Food catering

Tempo Desk
3 Min Read

 

jullie yap daza - medium rare

BLONDIE, the wife of Dag­wood in the long-running American comic strip about do­mestic bliss and misses, is a food caterer. She may not have been anyone’s inspiration, but as any partygoer will affirm, the entrepreneurial class have found a taste for food catering as their vocation.

If you watch the experts, ca­tering has come a long way. The equipment, tools, utensils, not to mention cooks (chefs?), their assistants and menus are more sophisticated now, like the de­mand for fine service. And yet food poisoning won’t leave us be. Students suffer from upset stomachs because of something they ate in the canteen. Partici­pants in en masse events “come down with something” after par­taking of packed meals. Lunch served for 3,000 at a birth­day party in a gym last week downed 261 guests. DOH sus­pected bacteria in adobo with steamed rice and a hardboiled egg, unshelled.

Swiftly, efficiently, the party’s sponsors and their volunteers labored to tackle the emergen­cy. Patients were rushed by am­bulance to 10 hospitals in Metro Manila and attended to with care and compassion. Where did the spoiled food come from? The hot weather was a suspect.
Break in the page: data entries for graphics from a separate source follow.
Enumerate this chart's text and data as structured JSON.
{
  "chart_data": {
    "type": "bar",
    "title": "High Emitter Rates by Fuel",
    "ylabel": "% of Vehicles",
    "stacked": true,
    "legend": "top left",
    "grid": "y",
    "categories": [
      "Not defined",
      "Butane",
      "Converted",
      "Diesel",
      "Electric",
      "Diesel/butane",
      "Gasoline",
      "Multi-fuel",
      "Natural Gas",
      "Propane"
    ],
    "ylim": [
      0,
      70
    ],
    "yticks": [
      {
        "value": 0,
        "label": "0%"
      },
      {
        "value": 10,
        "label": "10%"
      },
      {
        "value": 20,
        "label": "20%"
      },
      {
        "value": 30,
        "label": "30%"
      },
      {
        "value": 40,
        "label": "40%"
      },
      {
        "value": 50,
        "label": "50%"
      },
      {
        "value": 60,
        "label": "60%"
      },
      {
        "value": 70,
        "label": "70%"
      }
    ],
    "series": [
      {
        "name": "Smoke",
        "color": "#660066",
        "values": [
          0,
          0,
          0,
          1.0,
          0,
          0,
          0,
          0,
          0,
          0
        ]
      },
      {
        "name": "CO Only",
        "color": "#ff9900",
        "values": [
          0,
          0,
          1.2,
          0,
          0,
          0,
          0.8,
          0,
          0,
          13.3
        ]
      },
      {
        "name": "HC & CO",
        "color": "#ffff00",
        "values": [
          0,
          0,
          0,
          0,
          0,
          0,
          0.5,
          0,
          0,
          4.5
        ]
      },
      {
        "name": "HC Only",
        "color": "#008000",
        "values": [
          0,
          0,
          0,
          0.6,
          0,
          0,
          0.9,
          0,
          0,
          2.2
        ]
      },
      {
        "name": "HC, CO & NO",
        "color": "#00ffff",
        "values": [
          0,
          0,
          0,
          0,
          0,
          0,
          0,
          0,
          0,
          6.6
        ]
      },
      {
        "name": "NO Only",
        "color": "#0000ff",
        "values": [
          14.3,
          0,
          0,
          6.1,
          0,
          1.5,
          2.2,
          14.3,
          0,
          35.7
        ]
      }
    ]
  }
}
Pin­pointing the origin of the bacte­ria took time as there were 10 caterers who had supplied the meals. In addition, some of the drinking water came in bottles sans labels.

It’s almost masochistic for one caterer to feed hundreds at the same time in one place without a real kitchen. Think of the lo­gistics, the time available to pre­pare, wash, cook, wrap a meal in plastic and paper, deliver to the appointed place and time. A party animal advises: “Stick to ‘safe’ food like fried chicken, stay away from stews.”

Days after the poisoning inci­dent, I found myself at a party, out of town. The caterer’s work­ers told me they had arrived at the venue two days early for the setup: lunch for 310. Eight trucks carried the parapherna­lia, from the tiniest teaspoon to the heaviest ref, chiller, oven, etc. Thank goodness, the man­sion had a kitchen made for partying.